Alma Otter

#51
Little Rock, Arkansas
I’m hoping the otter isn’t our actual mascot. Like, we won’t be the University of Illinois Fighting Otters or anything right? What I’m hoping is that we are the Fighting Illini, like always, and simply have a goofy mascot, for the kids/entertainment, running around. If that is the capacity of this funny character, and we don’t change our name to the Otters or something, I’m okay with this.
 
#53
Madison
Illinois grad / fan living in Madison.....true story, my 5 year old daughter just saw me looking at this and goes...."Ooooh, Bucky Badger!!!"
 
#54
Captain 'Paign
Phoenix, AZ
I'm pretty sure that even if this goes through we will still be the "Fighting Illini". That's not gonna change. This would unofficial, much like the Stanford 🌲.
 
Likes: Spoon House
#60
Former Krush Cow
South Bend, IN
Didn't you, uh, regularly dress up as a cow for basketball games?
Yah and all I got for it was a $150 gift contest gift card and some Sportscenter appearances. We didn't start a petition to make me the official mascot of Illinois.

Idk which is better.
 
#61
Geneseo, IL
Cause we do this every other year, it seems. Chicken, Owls, Lincolns, Soldiers, Eagles, Otters, Granges, Squirrels, Corn-things, amphomorphic letters...
Maybe we could have a guy dressed like a farmer riding a John Deere lawnmower around...
 
#62
OFL Supplier, BU's Brylcreem
Virginia
I foresee a lawsuit from Otto the Orange...
 
#64
We Ready
Merced CA
Illinois grad / fan living in Madison.....true story, my 5 year old daughter just saw me looking at this and goes...."Ooooh, Bucky Badger!!!"
I had the same initial thoughts...guess I'm 60 going on 5!😋
 
#65
As a non-dues paying member of PETA, I do not approve! Enough with objectifying the bodies of beloved animals. Even faux fur is harmful to society as it perpetuates the belief that animals are to be adorned as articles of clothing. I much rather you objectify humans since Illinois has such a great accounting program, how about you use an Auditor as a mascot. They're pretty scary. If you don't believe, take a bunch of write-offs before April 15th.
 
#66
Invisible and Bulletproof
Miracle Mile
I've long felt that we should strive to offend everyone equally with whatever comes next - the University of Illinois Fighting Butt Pustules or similar. But this Otter idea is so transparently and aggressively inoffensive that I'd be okay with it too.
 
#67
Glad to see there has been quite a lot of vocal opposition to this dumb idea over the past weekend. Hopefully our administration has a bit more common sense and awareness than the ISG does.

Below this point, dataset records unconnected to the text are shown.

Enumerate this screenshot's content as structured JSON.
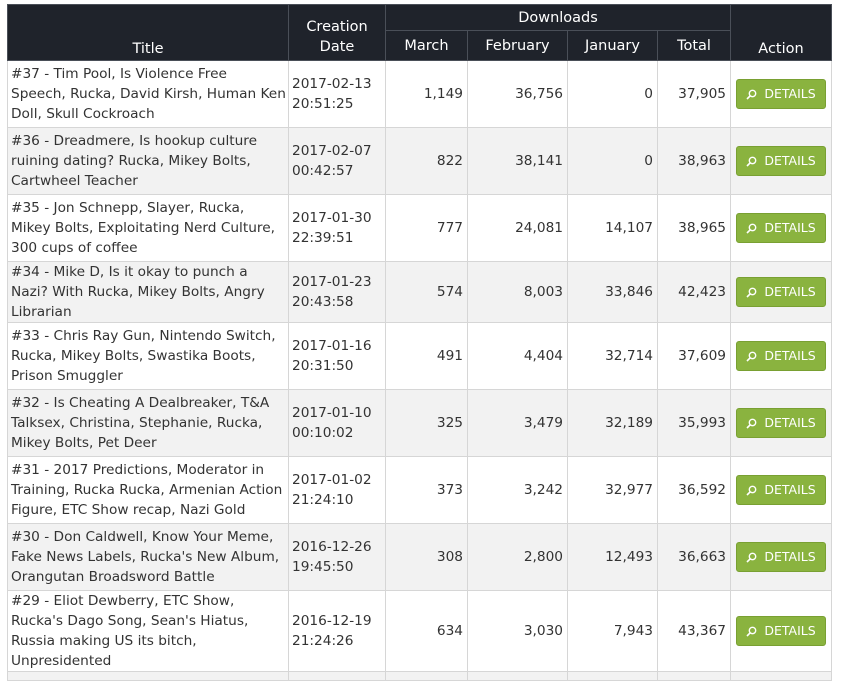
{
  "headers": {
    "title": "Title",
    "creation_date": "Creation Date",
    "downloads": "Downloads",
    "march": "March",
    "february": "February",
    "january": "January",
    "total": "Total",
    "action": "Action"
  },
  "action_label": "DETAILS",
  "colors": {
    "header_bg": "#1f232b",
    "button": "#8ab33f",
    "row_alt": "#f2f2f2"
  },
  "rows": [
    {
      "title": "#37 - Tim Pool, Is Violence Free Speech, Rucka, David Kirsh, Human Ken Doll, Skull Cockroach",
      "date": "2017-02-13 20:51:25",
      "march": "1,149",
      "february": "36,756",
      "january": "0",
      "total": "37,905"
    },
    {
      "title": "#36 - Dreadmere, Is hookup culture ruining dating? Rucka, Mikey Bolts, Cartwheel Teacher",
      "date": "2017-02-07 00:42:57",
      "march": "822",
      "february": "38,141",
      "january": "0",
      "total": "38,963"
    },
    {
      "title": "#35 - Jon Schnepp, Slayer, Rucka, Mikey Bolts, Exploitating Nerd Culture, 300 cups of coffee",
      "date": "2017-01-30 22:39:51",
      "march": "777",
      "february": "24,081",
      "january": "14,107",
      "total": "38,965"
    },
    {
      "title": "#34 - Mike D, Is it okay to punch a Nazi? With Rucka, Mikey Bolts, Angry Librarian",
      "date": "2017-01-23 20:43:58",
      "march": "574",
      "february": "8,003",
      "january": "33,846",
      "total": "42,423"
    },
    {
      "title": "#33 - Chris Ray Gun, Nintendo Switch, Rucka, Mikey Bolts, Swastika Boots, Prison Smuggler",
      "date": "2017-01-16 20:31:50",
      "march": "491",
      "february": "4,404",
      "january": "32,714",
      "total": "37,609"
    },
    {
      "title": "#32 - Is Cheating A Dealbreaker, T&A Talksex, Christina, Stephanie, Rucka, Mikey Bolts, Pet Deer",
      "date": "2017-01-10 00:10:02",
      "march": "325",
      "february": "3,479",
      "january": "32,189",
      "total": "35,993"
    },
    {
      "title": "#31 - 2017 Predictions, Moderator in Training, Rucka Rucka, Armenian Action Figure, ETC Show recap, Nazi Gold",
      "date": "2017-01-02 21:24:10",
      "march": "373",
      "february": "3,242",
      "january": "32,977",
      "total": "36,592"
    },
    {
      "title": "#30 - Don Caldwell, Know Your Meme, Fake News Labels, Rucka's New Album, Orangutan Broadsword Battle",
      "date": "2016-12-26 19:45:50",
      "march": "308",
      "february": "2,800",
      "january": "12,493",
      "total": "36,663"
    },
    {
      "title": "#29 - Eliot Dewberry, ETC Show, Rucka's Dago Song, Sean's Hiatus, Russia making US its bitch, Unpresidented",
      "date": "2016-12-19 21:24:26",
      "march": "634",
      "february": "3,030",
      "january": "7,943",
      "total": "43,367"
    }
  ]
}
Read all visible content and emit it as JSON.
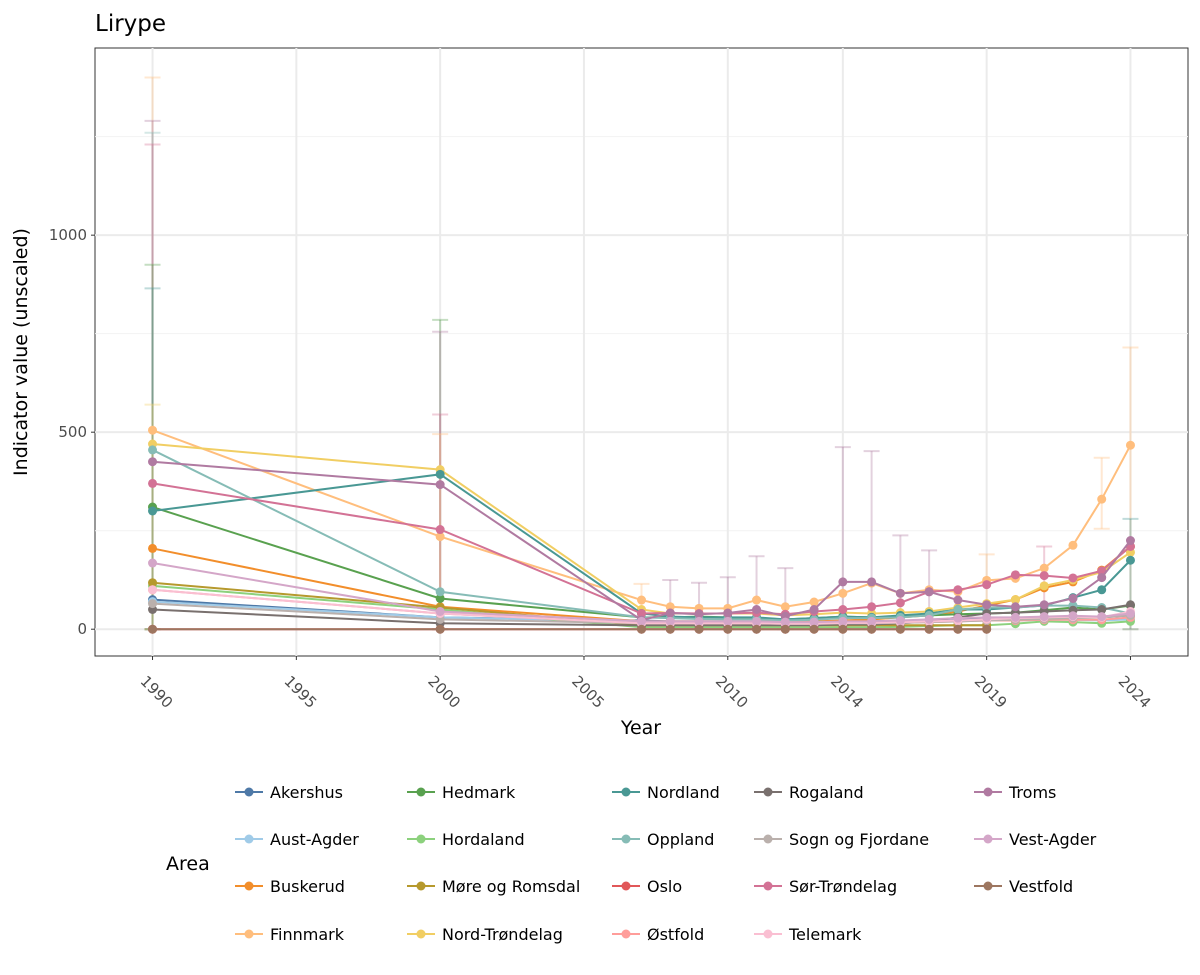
{
  "chart_data": {
    "type": "line",
    "title": "Lirype",
    "xlabel": "Year",
    "ylabel": "Indicator value (unscaled)",
    "xlim": [
      1988,
      2026
    ],
    "ylim": [
      -68,
      1475
    ],
    "x_ticks": [
      1990,
      1995,
      2000,
      2005,
      2010,
      2014,
      2019,
      2024
    ],
    "y_ticks": [
      0,
      500,
      1000
    ],
    "grid": true,
    "legend_title": "Area",
    "legend_position": "bottom",
    "x": [
      1990,
      2000,
      2007,
      2008,
      2009,
      2010,
      2011,
      2012,
      2013,
      2014,
      2015,
      2016,
      2017,
      2018,
      2019,
      2020,
      2021,
      2022,
      2023,
      2024
    ],
    "series": [
      {
        "name": "Akershus",
        "color": "#4e79a7",
        "values": [
          75,
          30,
          22,
          20,
          20,
          20,
          20,
          18,
          18,
          20,
          20,
          22,
          22,
          25,
          28,
          28,
          30,
          30,
          30,
          35
        ]
      },
      {
        "name": "Aust-Agder",
        "color": "#a0cbe8",
        "values": [
          70,
          30,
          20,
          18,
          18,
          18,
          18,
          16,
          16,
          18,
          18,
          20,
          20,
          22,
          22,
          22,
          24,
          24,
          22,
          25
        ]
      },
      {
        "name": "Buskerud",
        "color": "#f28e2b",
        "values": [
          205,
          57,
          20,
          20,
          20,
          20,
          20,
          18,
          20,
          22,
          25,
          30,
          35,
          45,
          60,
          75,
          105,
          120,
          150,
          210
        ]
      },
      {
        "name": "Finnmark",
        "color": "#ffbe7d",
        "values": [
          505,
          235,
          74,
          57,
          53,
          53,
          74,
          57,
          69,
          91,
          117,
          91,
          100,
          95,
          124,
          129,
          155,
          213,
          330,
          467
        ]
      },
      {
        "name": "Hedmark",
        "color": "#59a14f",
        "values": [
          310,
          78,
          30,
          30,
          32,
          30,
          28,
          25,
          28,
          32,
          30,
          32,
          35,
          38,
          40,
          42,
          48,
          55,
          50,
          60
        ]
      },
      {
        "name": "Hordaland",
        "color": "#8cd17d",
        "values": [
          110,
          50,
          5,
          5,
          5,
          5,
          5,
          5,
          5,
          5,
          5,
          6,
          8,
          10,
          10,
          14,
          20,
          18,
          15,
          20
        ]
      },
      {
        "name": "Møre og Romsdal",
        "color": "#b6992d",
        "values": [
          118,
          55,
          10,
          10,
          10,
          10,
          10,
          10,
          10,
          10,
          10,
          10,
          10,
          10,
          10,
          null,
          null,
          null,
          null,
          null
        ]
      },
      {
        "name": "Nord-Trøndelag",
        "color": "#f1ce63",
        "values": [
          470,
          405,
          50,
          40,
          40,
          40,
          40,
          35,
          38,
          42,
          40,
          42,
          45,
          55,
          65,
          75,
          110,
          125,
          145,
          195
        ]
      },
      {
        "name": "Nordland",
        "color": "#499894",
        "values": [
          300,
          393,
          40,
          32,
          30,
          30,
          30,
          25,
          28,
          32,
          30,
          35,
          40,
          50,
          50,
          55,
          60,
          80,
          100,
          175
        ]
      },
      {
        "name": "Oppland",
        "color": "#86bcb6",
        "values": [
          455,
          95,
          30,
          28,
          26,
          25,
          25,
          22,
          24,
          28,
          28,
          30,
          35,
          50,
          55,
          55,
          60,
          60,
          55,
          40
        ]
      },
      {
        "name": "Oslo",
        "color": "#e15759",
        "values": [
          0,
          0,
          0,
          0,
          0,
          0,
          0,
          0,
          0,
          0,
          0,
          0,
          0,
          0,
          0,
          null,
          null,
          null,
          null,
          null
        ]
      },
      {
        "name": "Østfold",
        "color": "#ff9d9a",
        "values": [
          100,
          40,
          15,
          15,
          15,
          15,
          15,
          14,
          14,
          15,
          15,
          16,
          18,
          20,
          22,
          22,
          24,
          24,
          24,
          30
        ]
      },
      {
        "name": "Rogaland",
        "color": "#79706e",
        "values": [
          50,
          15,
          10,
          10,
          10,
          10,
          10,
          10,
          10,
          12,
          12,
          15,
          20,
          30,
          40,
          42,
          45,
          48,
          50,
          62
        ]
      },
      {
        "name": "Sogn og Fjordane",
        "color": "#bab0ac",
        "values": [
          65,
          25,
          15,
          15,
          15,
          15,
          15,
          14,
          14,
          15,
          15,
          16,
          18,
          20,
          22,
          24,
          26,
          28,
          30,
          35
        ]
      },
      {
        "name": "Sør-Trøndelag",
        "color": "#d37295",
        "values": [
          370,
          253,
          40,
          41,
          40,
          40,
          42,
          38,
          45,
          50,
          57,
          67,
          95,
          100,
          113,
          138,
          136,
          130,
          148,
          210
        ]
      },
      {
        "name": "Telemark",
        "color": "#fabfd2",
        "values": [
          100,
          40,
          15,
          15,
          15,
          15,
          15,
          14,
          14,
          16,
          16,
          18,
          20,
          22,
          25,
          28,
          30,
          32,
          30,
          45
        ]
      },
      {
        "name": "Troms",
        "color": "#b07aa1",
        "values": [
          425,
          367,
          23,
          41,
          38,
          41,
          50,
          33,
          50,
          120,
          120,
          91,
          95,
          74,
          62,
          57,
          62,
          78,
          131,
          225
        ]
      },
      {
        "name": "Vest-Agder",
        "color": "#d4a6c8",
        "values": [
          168,
          45,
          20,
          20,
          20,
          20,
          20,
          18,
          18,
          20,
          20,
          22,
          25,
          28,
          30,
          30,
          32,
          34,
          32,
          40
        ]
      },
      {
        "name": "Vestfold",
        "color": "#9d7660",
        "values": [
          0,
          0,
          0,
          0,
          0,
          0,
          0,
          0,
          0,
          0,
          0,
          0,
          0,
          0,
          0,
          null,
          null,
          null,
          null,
          null
        ]
      }
    ],
    "error_bars": [
      {
        "series": "Finnmark",
        "x": 1990,
        "low": 0,
        "high": 1400
      },
      {
        "series": "Troms",
        "x": 1990,
        "low": 0,
        "high": 1290
      },
      {
        "series": "Oppland",
        "x": 1990,
        "low": 0,
        "high": 1260
      },
      {
        "series": "Sør-Trøndelag",
        "x": 1990,
        "low": 0,
        "high": 1230
      },
      {
        "series": "Hedmark",
        "x": 1990,
        "low": 0,
        "high": 925
      },
      {
        "series": "Nordland",
        "x": 1990,
        "low": 0,
        "high": 865
      },
      {
        "series": "Nord-Trøndelag",
        "x": 1990,
        "low": 0,
        "high": 570
      },
      {
        "series": "Hedmark",
        "x": 2000,
        "low": 0,
        "high": 785
      },
      {
        "series": "Troms",
        "x": 2000,
        "low": 0,
        "high": 755
      },
      {
        "series": "Sør-Trøndelag",
        "x": 2000,
        "low": 0,
        "high": 545
      },
      {
        "series": "Finnmark",
        "x": 2000,
        "low": 0,
        "high": 495
      },
      {
        "series": "Finnmark",
        "x": 2007,
        "low": 20,
        "high": 115
      },
      {
        "series": "Troms",
        "x": 2008,
        "low": 0,
        "high": 125
      },
      {
        "series": "Troms",
        "x": 2009,
        "low": 0,
        "high": 118
      },
      {
        "series": "Troms",
        "x": 2010,
        "low": 0,
        "high": 132
      },
      {
        "series": "Troms",
        "x": 2011,
        "low": 0,
        "high": 185
      },
      {
        "series": "Troms",
        "x": 2012,
        "low": 0,
        "high": 155
      },
      {
        "series": "Troms",
        "x": 2014,
        "low": 0,
        "high": 462
      },
      {
        "series": "Troms",
        "x": 2015,
        "low": 0,
        "high": 452
      },
      {
        "series": "Troms",
        "x": 2016,
        "low": 0,
        "high": 238
      },
      {
        "series": "Troms",
        "x": 2017,
        "low": 0,
        "high": 200
      },
      {
        "series": "Finnmark",
        "x": 2019,
        "low": 60,
        "high": 190
      },
      {
        "series": "Sør-Trøndelag",
        "x": 2021,
        "low": 60,
        "high": 210
      },
      {
        "series": "Finnmark",
        "x": 2023,
        "low": 255,
        "high": 435
      },
      {
        "series": "Finnmark",
        "x": 2024,
        "low": 0,
        "high": 715
      },
      {
        "series": "Nordland",
        "x": 2024,
        "low": 0,
        "high": 280
      }
    ]
  }
}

As I've said. If someone in the Krush wants to dress up as an unofficial otter mascot, go right ahead. But it better get no where near official status.
 
#70
We could do a lot worse than an otter.



A lot worse.
Haha, nothing wrong with the Banana Slugs. I don't recall seeing UIUC get any promotional shots in Pulp Fiction. (Edit: Credit to BirdDog9048 for just beating me to the punch).

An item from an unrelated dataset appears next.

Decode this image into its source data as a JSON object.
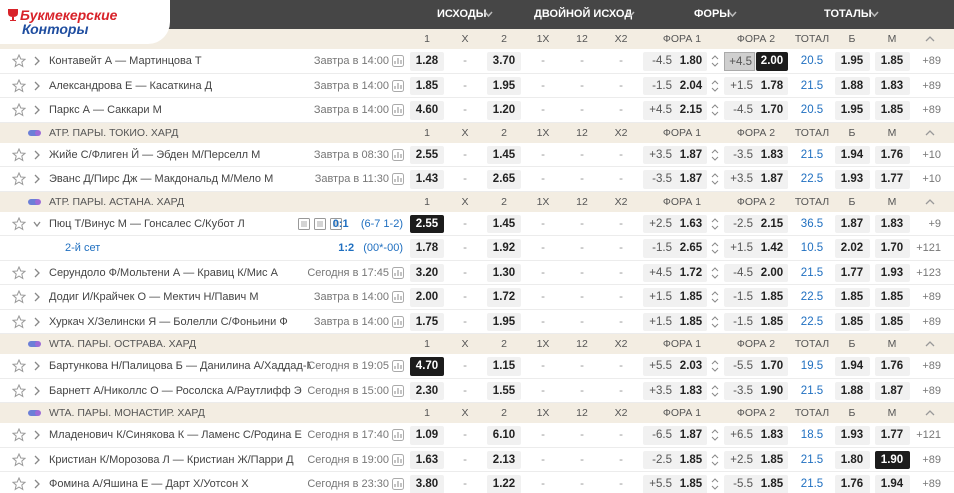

In a somewhat serious note, I think UIUC should take a page out of the obscure mascot handbook of minor league baseball teams. There's got to be something better out there. I'm not anti-otter, but there's some sense of panache missing with it.
 
#74
I prefer the Orange Krush mascot of all the suggestions. It has tradition. It communicates strength. Strong history of philanthropy. Something we immediately recognize as a symbol of our athletic teams. And as far as I can tell, it doesn't offend anyone.